By default, the synchronous mode is used when you join dimension tables. The system queries the physical table and returns the association result each time a data record is added to the physical table. This results in low throughput and high latency. The asynchronous mode is introduced to process query requests in parallel, so that consecutive requests do not need to wait for processing.
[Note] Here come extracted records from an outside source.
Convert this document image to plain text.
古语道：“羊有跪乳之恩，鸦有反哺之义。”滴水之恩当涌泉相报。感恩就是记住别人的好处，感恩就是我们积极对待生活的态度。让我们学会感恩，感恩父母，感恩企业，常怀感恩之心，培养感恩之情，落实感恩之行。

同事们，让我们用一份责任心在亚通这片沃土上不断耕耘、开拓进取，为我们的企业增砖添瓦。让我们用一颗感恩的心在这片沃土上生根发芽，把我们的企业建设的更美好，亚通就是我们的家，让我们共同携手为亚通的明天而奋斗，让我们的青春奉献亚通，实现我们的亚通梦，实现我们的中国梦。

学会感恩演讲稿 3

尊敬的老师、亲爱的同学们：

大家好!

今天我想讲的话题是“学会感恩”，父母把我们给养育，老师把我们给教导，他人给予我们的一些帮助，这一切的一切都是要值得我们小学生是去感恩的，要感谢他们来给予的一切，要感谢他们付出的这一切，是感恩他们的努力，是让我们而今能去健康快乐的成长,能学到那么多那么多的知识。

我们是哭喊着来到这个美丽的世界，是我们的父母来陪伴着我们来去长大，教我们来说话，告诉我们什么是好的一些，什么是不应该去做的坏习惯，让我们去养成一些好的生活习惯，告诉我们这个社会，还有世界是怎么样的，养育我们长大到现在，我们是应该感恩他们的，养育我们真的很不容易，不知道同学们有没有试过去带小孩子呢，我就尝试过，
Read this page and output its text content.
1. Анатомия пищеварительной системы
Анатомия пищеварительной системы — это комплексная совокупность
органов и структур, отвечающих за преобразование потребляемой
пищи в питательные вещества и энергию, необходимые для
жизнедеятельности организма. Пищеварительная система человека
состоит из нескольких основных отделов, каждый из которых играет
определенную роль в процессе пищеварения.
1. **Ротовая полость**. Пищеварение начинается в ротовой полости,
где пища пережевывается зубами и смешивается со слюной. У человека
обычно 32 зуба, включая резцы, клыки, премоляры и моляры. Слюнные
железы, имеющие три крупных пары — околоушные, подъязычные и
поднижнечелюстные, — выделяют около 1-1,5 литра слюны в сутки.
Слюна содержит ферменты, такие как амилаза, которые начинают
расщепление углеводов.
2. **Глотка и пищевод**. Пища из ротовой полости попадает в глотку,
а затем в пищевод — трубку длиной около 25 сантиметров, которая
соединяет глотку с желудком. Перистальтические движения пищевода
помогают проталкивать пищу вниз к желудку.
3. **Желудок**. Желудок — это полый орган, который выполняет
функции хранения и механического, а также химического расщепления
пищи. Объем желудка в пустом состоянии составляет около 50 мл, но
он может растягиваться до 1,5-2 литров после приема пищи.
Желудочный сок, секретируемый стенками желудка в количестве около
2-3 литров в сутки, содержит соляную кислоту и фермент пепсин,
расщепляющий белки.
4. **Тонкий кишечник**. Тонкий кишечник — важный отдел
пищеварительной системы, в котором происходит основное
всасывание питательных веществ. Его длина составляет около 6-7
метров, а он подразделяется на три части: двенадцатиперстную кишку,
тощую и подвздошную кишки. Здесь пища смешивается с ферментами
Flink SQL implements asynchronous join operations for dimension tables based on Flink Async I/O and asynchronous clients. This significantly improves job throughput. The following figure shows the comparison between the synchronous and asynchronous modes.Comparison between synchronous and asynchronous modes

Optimization method

Add async='true' to the WITH clause of the DDL statement of the dimension table. The following table describes the parameters related to the asynchronous mode.
Parameter Description Required Remarks
async Specifies whether to enable the asynchronous mode. No Default value: false.
asyncResultOrder Specifies whether to sort asynchronous results. No Valid values:
  • unordered (default value)
  • ordered
asyncTimeoutMs The timeout period of an asynchronous request, in milliseconds. No Default value: 180000.
asyncCapacity The maximum number of asynchronous requests in an asynchronous request queue. No Default value: 100.
asyncCallbackThreads The number of callback threads. No An asynchronous request is implemented by a thread. onComplete is called if an asynchronous request succeeds and onError is called if it fails. The number of times onComplete and onError are called controls the size of the thread pool. Default value: 50.
asyncConnectionQueueMaxsize The maximum number of requests that can be sent. No If the number of requests waiting for a server to process reaches the value specified by this parameter, asynchronous request calling is blocked to prevent out of memory of the client. Default value: 100.
asyncCallbackQueueMaxsize The maximum number of requests in a callback processing queue. No If the number of requests waiting for callback processing reaches the value specified by this parameter, asynchronous request calling is blocked to prevent out of memory of the client. Default value: 500.

Sample code

CREATE TABLE dim_cn_item(
    rowkey VARCHAR,
    item_id VARCHAR,
    title VARCHAR,
    cate_id VARCHAR,
    cate_name VARCHAR,
    cate_level1_id VARCHAR,
    cate_level2_id VARCHAR,
    cate_level3_id VARCHAR,
    cate_level1_name VARCHAR,
    cate_level2_name VARCHAR,
    cate_level3_name VARCHAR,
    pinlei_id VARCHAR,
    pinlei_name VARCHAR,
    bu_id VARCHAR,
    bu_name VARCHAR,
    PRIMARY KEY(rowkey)
) WITH(
    type='alihbase',
    diamondKey = 'xxxx',
    diamondGroup ='yyyy',
    cacheTTLMs='3600000',
    async='true',
    cache='LRU',
    columnFamily='cf',
    cacheSize='1000',
    tableName='yourTableName'
);